09/03/2025
"Television cameras seem to add ten pounds, so I make it a policy never to eat television cameras."
Kitty Carlisle Hart
– September 3, 1910
She danced on Broadway, was pals with Rudolph Valentino, filmed with The Marx Brothers, and she was a confidant of Irving Berlin, George and Ira Gershwin, and Cole Porter.
Born Catherine Conn, the daughter of a strict Jewish family in New Orleans, Hart wrote: "I wasn't allowed to go to the movies. It was considered oh, not proper for children to go to the movies. " So, as a kid, she was taken to concerts instead.
She went to Hollywood in 1934 and made three films before her big break the best Marx Brothers film, A NIGHT AT THE OPERA (1936), where she met Moss Hart, who visited the set with Cole Porter.
Moss Hart had a long, successful collaboration writing with George Kaufman, the first playwright to win a Pulitzer Prize. Hart and Carlisle married in 1946, and Hart introduced his wife to the upper crust of New York society and notables of the theatre world.

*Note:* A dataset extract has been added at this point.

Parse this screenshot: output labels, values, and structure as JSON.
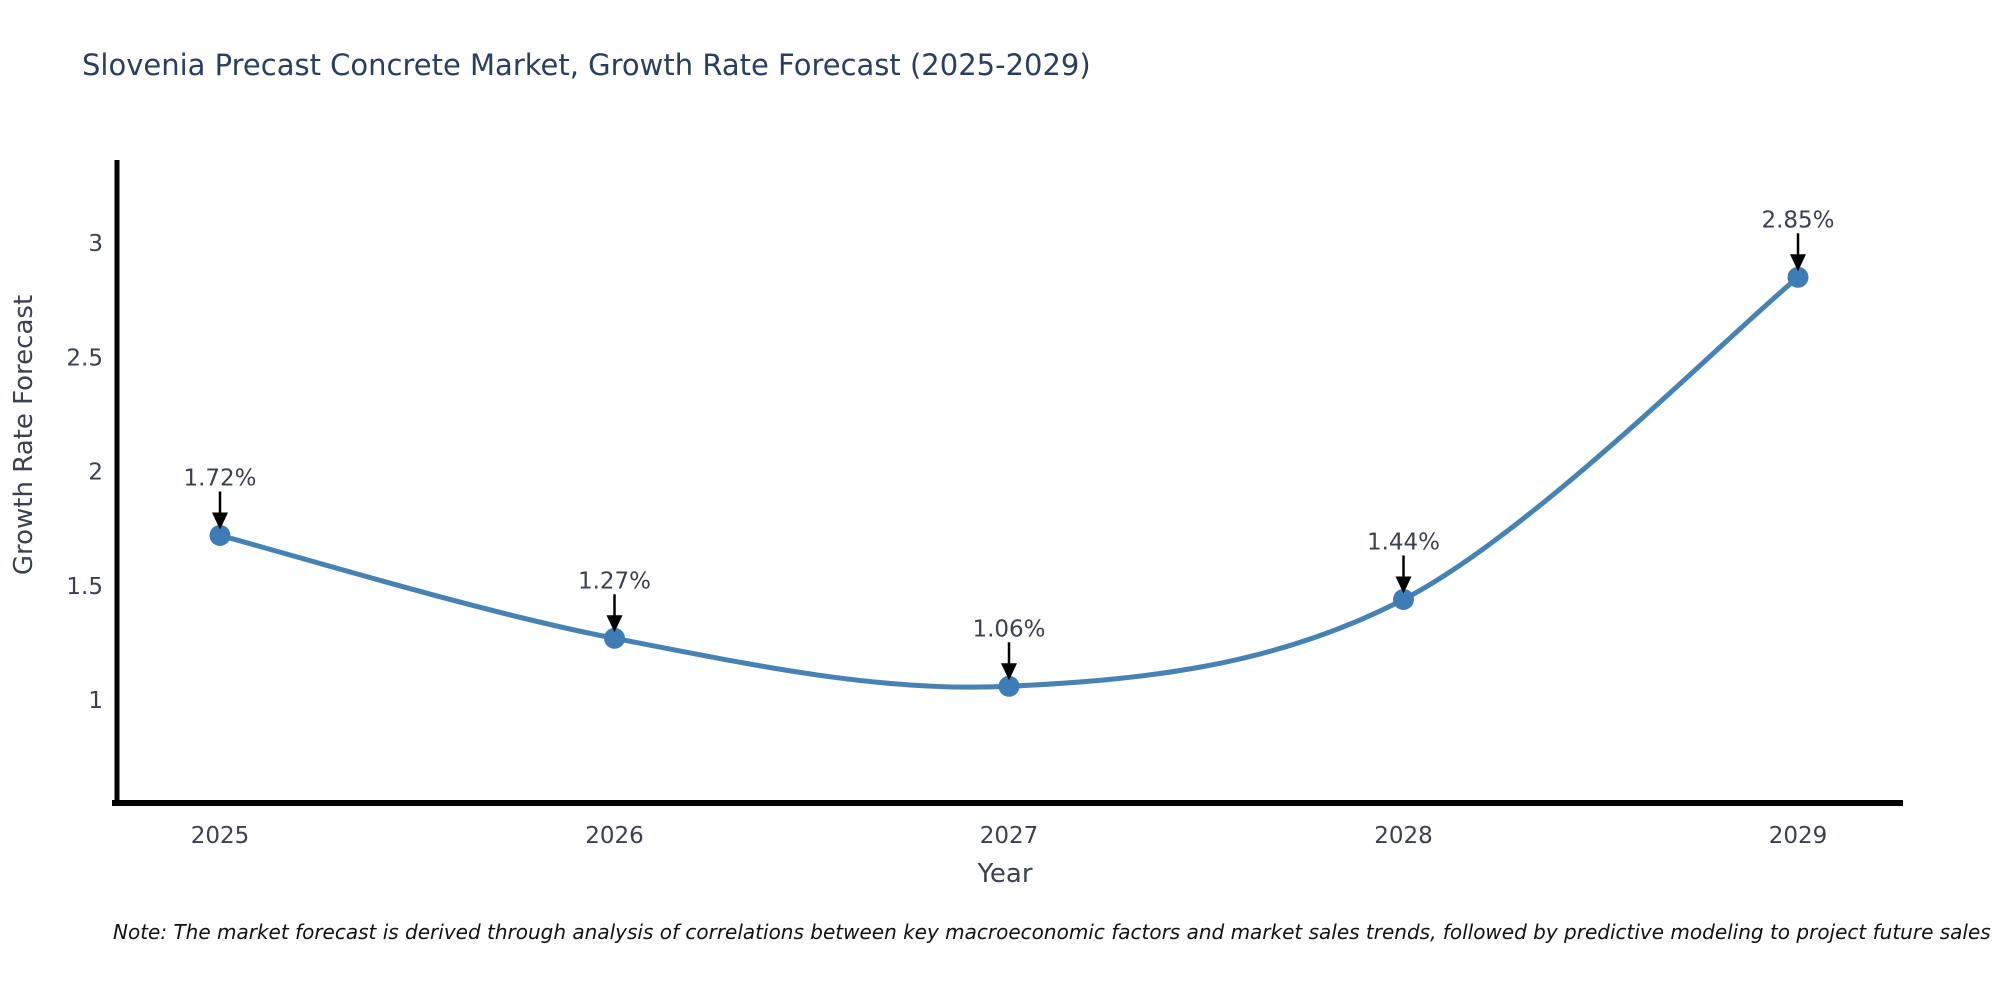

She made her television debut in 1949, appearing regularly on the panel of the game show I'VE GOT A SECRET. She was the only panelist to appear on every episode of the original TO TELL THE TRUTH from 1956 to 1991. Hart: "People remember me from television, not from A NIGHT AT THE OPERA. They have no idea that I played the lead and did all the singing, but they do remember television."
As Hart's charming wife, she protected her husband's secrets. She was married to Hart for the last 15 years of his life, and although he died 1961 at just 57 years old, she lived another 46 years, never remarrying. In Steven Bach's DAZZLER: THE LIFE AND TIMES OF MOSS HART (2001), Bach reveals that throughout the marriage, Hart had plenty of assignations with men. Kitty Hart never made a public comment about the book, but until the end, she continued to de-gay her husband's story despite his affairs with agent some of the men mentioned in his dazzling love letter to the theatre, ACT ONE (1959). After his death, Hart sealed her husband's diaries and blocked any materials that contained evidence of his gayness.